Check your understanding
Section titled “Check your understanding”- Why is splitting the system into a metadata store and a block store the first and most important architectural decision? What does each half optimize for?
- Explain content-addressed storage. How does keying blocks by
SHA-256(content)give you dedup, delta sync, and integrity checking from one mechanism? - What is the boundary-shift problem with fixed-size chunking, and how does content-defined chunking solve it? What does CDC cost in return?

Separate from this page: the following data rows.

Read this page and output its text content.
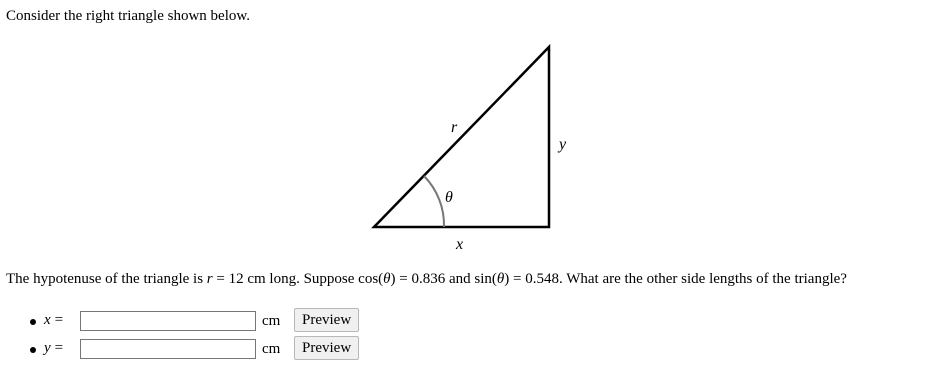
Consider the right triangle shown below.
r
y
θ
x
The hypotenuse of the triangle is r = 12 cm long. Suppose cos(θ) = 0.836 and sin(θ) = 0.548. What are the other side lengths of the triangle?
x =	cm	Preview
y =	cm	Preview
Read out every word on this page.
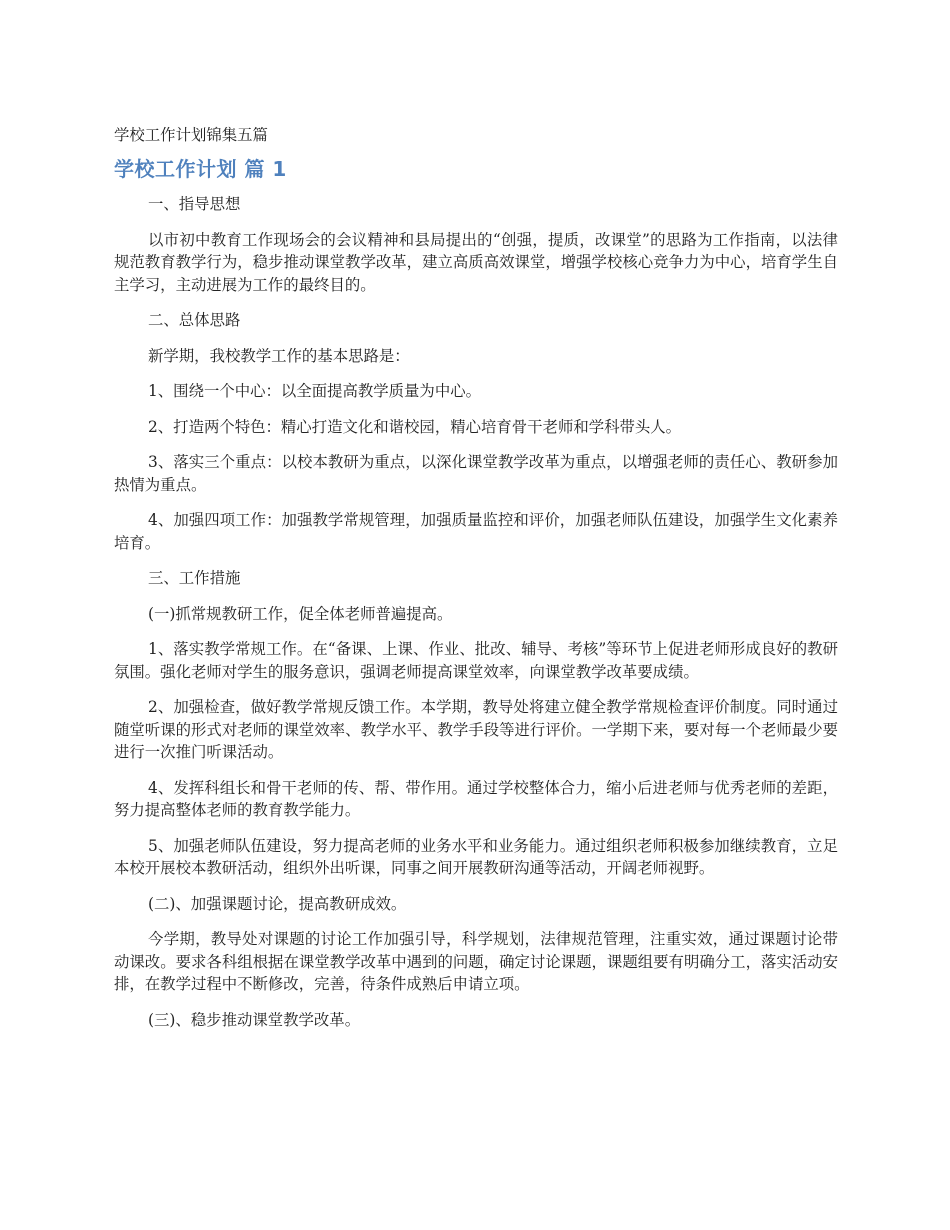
学校工作计划锦集五篇
学校工作计划 篇 1

一、指导思想

以市初中教育工作现场会的会议精神和县局提出的“创强，提质，改课堂”的思路为工作指南，以法律规范教育教学行为，稳步推动课堂教学改革，建立高质高效课堂，增强学校核心竞争力为中心，培育学生自主学习，主动进展为工作的最终目的。

二、总体思路

新学期，我校教学工作的基本思路是：

1、围绕一个中心：以全面提高教学质量为中心。

2、打造两个特色：精心打造文化和谐校园，精心培育骨干老师和学科带头人。

3、落实三个重点：以校本教研为重点，以深化课堂教学改革为重点，以增强老师的责任心、教研参加热情为重点。

4、加强四项工作：加强教学常规管理，加强质量监控和评价，加强老师队伍建设，加强学生文化素养培育。

三、工作措施

(一)抓常规教研工作，促全体老师普遍提高。

1、落实教学常规工作。在“备课、上课、作业、批改、辅导、考核”等环节上促进老师形成良好的教研氛围。强化老师对学生的服务意识，强调老师提高课堂效率，向课堂教学改革要成绩。

2、加强检查，做好教学常规反馈工作。本学期，教导处将建立健全教学常规检查评价制度。同时通过随堂听课的形式对老师的课堂效率、教学水平、教学手段等进行评价。一学期下来，要对每一个老师最少要进行一次推门听课活动。

4、发挥科组长和骨干老师的传、帮、带作用。通过学校整体合力，缩小后进老师与优秀老师的差距，努力提高整体老师的教育教学能力。

5、加强老师队伍建设，努力提高老师的业务水平和业务能力。通过组织老师积极参加继续教育，立足本校开展校本教研活动，组织外出听课，同事之间开展教研沟通等活动，开阔老师视野。

(二)、加强课题讨论，提高教研成效。

今学期，教导处对课题的讨论工作加强引导，科学规划，法律规范管理，注重实效，通过课题讨论带动课改。要求各科组根据在课堂教学改革中遇到的问题，确定讨论课题，课题组要有明确分工，落实活动安排，在教学过程中不断修改，完善，待条件成熟后申请立项。

(三)、稳步推动课堂教学改革。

- Estimate the bandwidth saved when one 4 MB block changes in a 100 MB file, and the storage saved when a 15 MB file is shared with 5,000 users. Which trade-off do both illustrate?
- Why do sync services create “conflicted copies” instead of using last-write-wins by timestamp? What data structure decides whether two versions truly conflict?
Show answers
- The two halves move data on completely different axes: metadata is high-QPS but tiny rows
(paths, versions, block lists) that need transactions and indexes — a relational store — while
blocks are lower-QPS but petabyte-to-exabyte opaque bytes that need cheap, massively-durable
get/putby key. Splitting them lets each scale independently and, as Magic Pocket showed, lets you replace the block backend without touching the metadata contract. - Content-addressing stores each block under a key equal to the hash of its bytes. Dedup: identical
content yields an identical key, so duplicate
PUTs are no-ops. Delta sync: an unchanged block keeps its hash, so the server already has it and only changed blocks transfer. Integrity: any corruption changes the bytes and therefore the hash, so a mismatch is detectable. One key, three properties — plus it doubles as a stale-proof cache key. - Boundary shift: with fixed 4 MB cuts, inserting one byte near the start slides every later boundary, changing every block’s hash and forcing a full re-upload though almost nothing changed. CDC cuts boundaries where a rolling (Rabin) hash matches a pattern, anchoring them to content, so an insertion changes only the affected chunk and downstream boundaries re-align. The cost: running a rolling hash over every byte (more CPU) and tuning the average chunk size.
- Delta: a 100 MB file is 25 blocks of 4 MB; changing one uploads 4 MB, saving 96 MB = 96% of the bandwidth. Dedup: naïvely 15 MB × 5,000 = 75 GB, but content-addressed storage keeps it once (~15 MB plus tiny pointers), saving ~99.98%. Both illustrate the storage-versus-bandwidth trade-off — and that the same block-hash mechanism drives both savings.
- Last-write-wins by timestamp is unsafe: clocks disagree across machines and “newer timestamp” has nothing to do with which edit the user wanted — it silently destroys a real edit. A version vector per file decides whether the two versions share a common ancestor (one descends from the other → fast-forward, no conflict) or genuinely forked (neither descends → true conflict). On a true fork, the loser is preserved as a conflicted copy so no edit is ever lost.